The paramedics and other crews worked on our Buddy Roy for what seemed like hours. They tried everything in their power to bring Roy back. I was half expecting him to get up and say "Just Kidding Guys! GEEZE!" We didn't get that lucky. At 4:26 pm, they pronounced our Pal gone. We all openly wept. Despite our best efforts to get Roy to go in earlier that weekend, we think he wanted one last long weekend. I think he knew he wouldn't have made it out of the hospital this time. The cruel, cruel irony of it all, heading to get help. Ride was there. Dropped dead before he could make it happen. After the coroner came and removed his body, we headed down to the H20 to break the hearts of the regulars who knew and loved Roy as we did. We drowned our tears in many a drink that night remembering Roy...

Two weeks later, after finding out that the official cause of his death was pneumonia, we laid Roy to rest. I put on my brave face as I headed to the Funeral Home. I was ok until I got there and the bag pipes were playing "Amazing Grace" out front. Lost it. The tears flowed, many laughs at the memories we had.

As people grew, the H20 crew drifted and changed. Some moved away, others just passed on. The owners I had partied with sold the H20 earlier this year and with Roy's passing, the H20 era of my life came to a close. It was a solid ten years of memories and I will forever cherish them in my heart as the new chapter in my life began. I know that every one of the people who touched my life within those walls know that I love them.

It's Not Always About Me; Rest Easy Roy Norman Smith (1953-2014), we miss you. "ROY HIT ME!"
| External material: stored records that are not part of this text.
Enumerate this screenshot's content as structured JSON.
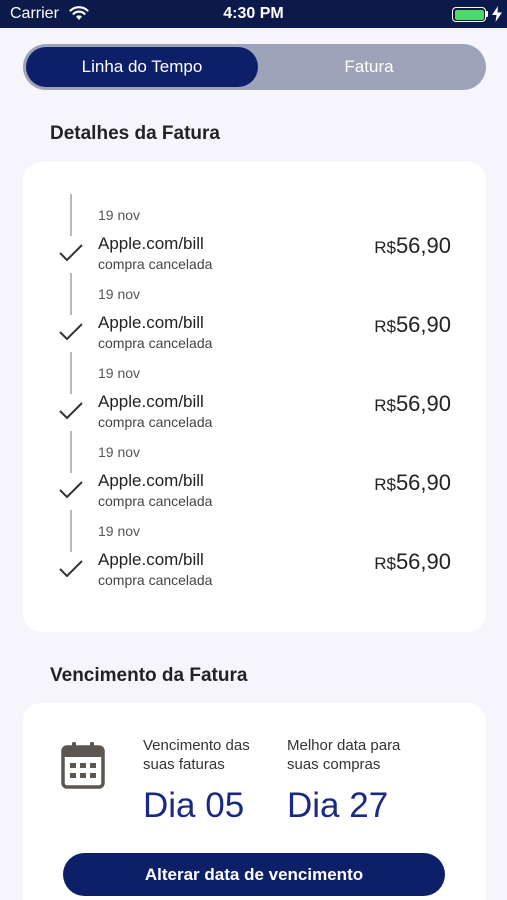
{
  "status_bar": {
    "carrier": "Carrier",
    "time": "4:30 PM"
  },
  "tabs": [
    {
      "label": "Linha do Tempo",
      "active": true
    },
    {
      "label": "Fatura",
      "active": false
    }
  ],
  "invoice_details": {
    "title": "Detalhes da Fatura",
    "items": [
      {
        "date": "19 nov",
        "merchant": "Apple.com/bill",
        "status": "compra cancelada",
        "currency": "R$",
        "amount": "56,90"
      },
      {
        "date": "19 nov",
        "merchant": "Apple.com/bill",
        "status": "compra cancelada",
        "currency": "R$",
        "amount": "56,90"
      },
      {
        "date": "19 nov",
        "merchant": "Apple.com/bill",
        "status": "compra cancelada",
        "currency": "R$",
        "amount": "56,90"
      },
      {
        "date": "19 nov",
        "merchant": "Apple.com/bill",
        "status": "compra cancelada",
        "currency": "R$",
        "amount": "56,90"
      },
      {
        "date": "19 nov",
        "merchant": "Apple.com/bill",
        "status": "compra cancelada",
        "currency": "R$",
        "amount": "56,90"
      }
    ]
  },
  "due": {
    "title": "Vencimento da Fatura",
    "icon": "calendar-icon",
    "due_label_1": "Vencimento das",
    "due_label_2": "suas faturas",
    "due_value": "Dia 05",
    "best_label_1": "Melhor data para",
    "best_label_2": "suas compras",
    "best_value": "Dia 27",
    "button_label": "Alterar data de vencimento"
  },
  "colors": {
    "primary": "#0e1f6a",
    "accent_text": "#1a2a84",
    "background": "#f5f5fb"
  }
}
PS If anyone reading this (by chance) knows a Curtis (Kurtis) or Stacy (Stacey) Smith last known location of the Vancouver/Lower Mainland area of BC, please get them to get a hold of me via email I still have personal belongings of their Father that I think they should have. If this does find either of them, I respect their wishes if they decide not to contact me. I do think they should know that their father talked of them often and beamed with pride as he did so. I vaguely remember meeting Curtis once years ago. To this day, I don't even know if they know their father is gone. Not once in the time Roy lived with us did he ever mention he'd ever talked to his children. That being said, Roy was in the process of trying to track them down. The last he had heard, his daughter Stacy was pregnant and may have been getting married.